What is Workers' Compensation?

The South Carolina Workers' Compensation Act is a law enacted to protect and compensate workers who suffer from a work related injury. In South Carolina, the law allows workers to seek monetary awards for an injury or occupational disease that arises out of and in the course of employment.


One of our partners began his career defending workers compensation cases for employers and you can benefit from that experience of knowing how the other side works.

We have secured lump sum settlements where the employer's doctor gave low impairment, so do not wait until your employer has sent you to their doctor, if you have legal questions.

Experience matters because every case is different. 

What types of Accidents are covered?

To be eligible to workers' compensation benefits, you must have been injured within the scope and course of your employment. All injuries do not require an "accident". Some are caused by repetitive motion, such as carpal tunnel syndrome. If the work you do causes pain that you believe needs medical attention, we might be able to help. Generally, most injuries suffered by an employee during working hours at the employer's place of business qualifies. It is best to contact an experienced attorney if you are not sure if your accident is work related.
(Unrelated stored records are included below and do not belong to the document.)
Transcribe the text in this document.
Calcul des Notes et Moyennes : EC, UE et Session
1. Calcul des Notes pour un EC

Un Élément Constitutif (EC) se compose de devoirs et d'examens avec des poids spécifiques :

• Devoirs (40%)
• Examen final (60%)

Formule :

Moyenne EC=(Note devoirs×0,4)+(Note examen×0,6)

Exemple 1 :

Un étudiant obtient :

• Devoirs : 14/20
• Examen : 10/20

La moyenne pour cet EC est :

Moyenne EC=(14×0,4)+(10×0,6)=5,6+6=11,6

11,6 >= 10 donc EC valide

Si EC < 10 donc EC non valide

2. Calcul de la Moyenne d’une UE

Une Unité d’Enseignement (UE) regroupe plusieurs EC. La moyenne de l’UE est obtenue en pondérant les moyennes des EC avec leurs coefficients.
What do you do if you have a work-related injury?

If you are injured on the job, you should report the injury to your supervisor immediately. The workers' compensation laws require that you report your injury quickly to your employer, beginning from the date of the injury. When reporting the injury, you should note the time, place of injury, how you were injured, the injuries received, and names of all witnesses. You should also keep a copy of this information. To receive benefits your claim must be filed with the S.C. Worker's Compensation Commission.

Is my employer solely responsible?

In some cases, a third party may also be responsible for damages. For instance, if you are injured by a defective piece of equipment or if you are in a car accident while working for your employer, there may be a case against the manufacturer of the equipment or against the other driver.

How do I pay an attorney?

Before a lawyer can charge a fee on a workers' compensation case, the fee must be approved by the S.C. Workers Compensation Commission. The Commissions rules require that no lawyer's fee exceed one-third of the amount recovered. 

Is your company pushing you to use Short Term Disability instead of Workers Compensation?

The company you work for could try to convince you that you do not need a lawyer; ask yourself, who is the company really looking out for?

Remember that your employer will have an attorney protecting their best interest. 

What about my benefits?

Benefits are provided to you through the insurance carrier for your employer. You may be entitled to the following benefits:

  • You should be paid for the time your doctor has you out of work. However, you are not entitled to compensation until you have been out of work at least 8 days.

  • Your medical bills should be paid by your employer or your employer's insurance carrier.

  • You should be reimbursed for mileage to and from your doctor's appointments. You must travel at least 5 miles each way in order to be reimbursed for mileage.

  • Your prescription medications and approved medical supplies should be paid for by the insurance carrier.

  • Under the law, you may be entitled to additional compensation if you are permanently injured, even if you can still work.

How do I know if I have a workers' compensation claim?

There are several things we must know to determine if you have a workers' compensation case:

  • You must have been hurt on the job.

  • The injury must have occurred while working within the scope and course of your employment.

  • Your employer has four or more active employees.

  • Have you or your employer scheduled a medical examination.

We will work with you and the insurance company, or your employer's attorney to arrange an appointment with a doctor or specialist to evaluate your health and work-related conditions. Exposure to dust, fumes, asbestos, chemicals, etc. may cause conditions that you are not even aware exists. An examination can help protect your health and your legal rights.